In the years prior to the digital transition, some TV executives surmised that once analog television was turned off, the industry would begin an intensive search for a new business model for the broadcast industry.
In less than three months since the transition was complete, that’s exactly what has happened.
Cable has always been considered a superior business model since it gets multiple revenue streams: subscription, advertising and some transactions. Broadcast TV has only one revenue source —advertising.
In the past year, with the global economic meltdown impacting television advertising sales, income is way down — estimated at about 10 percent — while production costs continue to rise. The crisis is forcing media executives to reexamine broadcasting’s business model.
News Corp, owner of the “New York Post” and “The Wall Street Journal” in the United States and the “London Times” and “Sun” newspapers in the UK, announced last week that only its American cable network — Fox — is profitable. The company’s income is down 30 percent.
“The last year has been one of the toughest we’ve faced in our history,” Rupert Murdoch, News Corp’s CEO, said in a conference call with Wall Street analysts. Then, Murdoch threw down the gauntlet that provoked a major debate with media executives through the industry.
“We intend to charge for all our news Web sites,” Murdoch told the analysts. To keep readers from simply shifting to free news Web sites, he said News Corp. would simply make its content “better and differentiate it from other people.”
Murdoch added that “quality journalism is not cheap, and an industry that gives away its content is simply cannibalizing its ability to produce good reporting.”
News Corp.’s COO Chase Carey then chimed in that the free-TV model is broken and needs to be fixed quickly. “We have an ad-supported business model that doesn’t work. We need to get value for our great event product like the NFL and ‘American Idol’,” Carey said. “We need to build new distribution models in a digital world that generate real value for our product.”
Jeff Zucker, the president of NBC Universal, agreed. He strongly noted after the resignation last month of Ben Silverman as head of programming for the broadcast network that NBC is now primarily a cable company. Silverman’s broadcast job will be taken by Jeff Gaspin, the executive that oversees NBC’s cable lineup.
Through the personnel shift, NBC Universal acknowledged further that the distinction between broadcast and cable is evaporating. There’s little real news there, only a continuation of Zucker’s aggressive policy to move NBC away from the traditional broadcasting business model.
Though Murdoch’s bold statement were targeted to News Corp.’s Web sites and its Internet activity, the move may also apply to broadcast television as well. As more and more viewers watch television online, the industry is nervous that viewers may expect programming to become free. It wants to protect its lucrative subscription model.

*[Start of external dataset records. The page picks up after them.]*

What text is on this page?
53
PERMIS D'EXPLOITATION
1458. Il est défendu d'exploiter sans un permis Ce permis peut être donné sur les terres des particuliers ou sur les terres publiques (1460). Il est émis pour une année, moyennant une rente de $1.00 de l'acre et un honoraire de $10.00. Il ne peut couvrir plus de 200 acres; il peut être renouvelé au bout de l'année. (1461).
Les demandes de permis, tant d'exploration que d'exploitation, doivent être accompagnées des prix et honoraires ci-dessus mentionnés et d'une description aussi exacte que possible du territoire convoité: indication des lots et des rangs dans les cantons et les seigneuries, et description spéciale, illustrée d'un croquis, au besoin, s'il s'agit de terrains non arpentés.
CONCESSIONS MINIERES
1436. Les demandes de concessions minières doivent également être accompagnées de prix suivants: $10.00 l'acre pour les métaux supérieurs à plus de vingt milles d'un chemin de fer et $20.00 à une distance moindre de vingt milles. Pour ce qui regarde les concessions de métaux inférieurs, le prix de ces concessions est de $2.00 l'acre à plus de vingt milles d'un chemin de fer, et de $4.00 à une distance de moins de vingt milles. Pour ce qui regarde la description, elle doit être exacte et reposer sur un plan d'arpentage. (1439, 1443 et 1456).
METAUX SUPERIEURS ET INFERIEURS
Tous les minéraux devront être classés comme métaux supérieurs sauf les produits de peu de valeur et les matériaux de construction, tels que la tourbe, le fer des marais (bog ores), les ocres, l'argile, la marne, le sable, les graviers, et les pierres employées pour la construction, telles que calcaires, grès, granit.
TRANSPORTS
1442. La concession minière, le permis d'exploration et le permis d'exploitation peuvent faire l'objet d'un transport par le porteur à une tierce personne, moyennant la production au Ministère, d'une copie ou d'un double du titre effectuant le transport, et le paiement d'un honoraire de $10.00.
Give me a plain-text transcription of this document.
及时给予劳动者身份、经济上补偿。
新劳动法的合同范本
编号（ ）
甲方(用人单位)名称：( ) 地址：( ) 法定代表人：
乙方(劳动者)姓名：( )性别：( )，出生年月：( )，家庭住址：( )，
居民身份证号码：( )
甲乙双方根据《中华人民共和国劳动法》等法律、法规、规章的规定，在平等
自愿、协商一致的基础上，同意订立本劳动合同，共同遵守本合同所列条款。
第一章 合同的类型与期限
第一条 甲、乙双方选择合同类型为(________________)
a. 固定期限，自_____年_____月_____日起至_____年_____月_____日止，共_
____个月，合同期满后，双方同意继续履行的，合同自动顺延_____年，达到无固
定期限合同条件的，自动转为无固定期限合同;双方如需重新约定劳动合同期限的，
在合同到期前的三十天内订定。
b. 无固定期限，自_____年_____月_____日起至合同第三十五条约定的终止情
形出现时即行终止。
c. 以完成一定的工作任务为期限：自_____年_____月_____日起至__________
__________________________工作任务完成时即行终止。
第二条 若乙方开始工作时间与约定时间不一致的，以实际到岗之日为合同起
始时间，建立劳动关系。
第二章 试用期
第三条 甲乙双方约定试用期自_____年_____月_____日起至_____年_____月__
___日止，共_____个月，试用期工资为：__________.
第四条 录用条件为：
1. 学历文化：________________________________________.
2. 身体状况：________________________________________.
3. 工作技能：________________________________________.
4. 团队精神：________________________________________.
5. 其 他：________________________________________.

The TV Everywhere initiative pushed by Time Warner and Comcast attempts to extend the cable model to the Internet. It would make it possible for cable subscribers armed with a password to watch cable programming on the Internet. But it still requires viewers to buy a cable subscription. TV Everywhere is experimental right now and has not yet been proven to work.
Perhaps the lone network voice claiming that the broadcast model is still viable is Les Moonves, CEO of CBS. But even his own research director, David Poltrack, suggested that online video ads are potentially worth more than those on network television. Of course, that’s only potential, because digital advertising on the Internet is nowhere near the total value of on-air advertising.
Though Rupert Murdoch’s talk of charging for his digital programming online stoked much interest among economically shell-shocked executives last week, there’s no guarantee it will work either. In fact, such experiments on the Web have repeatedly failed in the past. His promise to make New Corp.’s content “better” remains to be seen.
The fact is that all television business models, including cable’s triple revenue streams, are under a huge threat posed by free programming available over the Internet. Viewers, feeling the effects of a troubled economy, are increasingly refusing to pay cable providers for subscriptions. If this trend continues, the entire business model for digital television could change.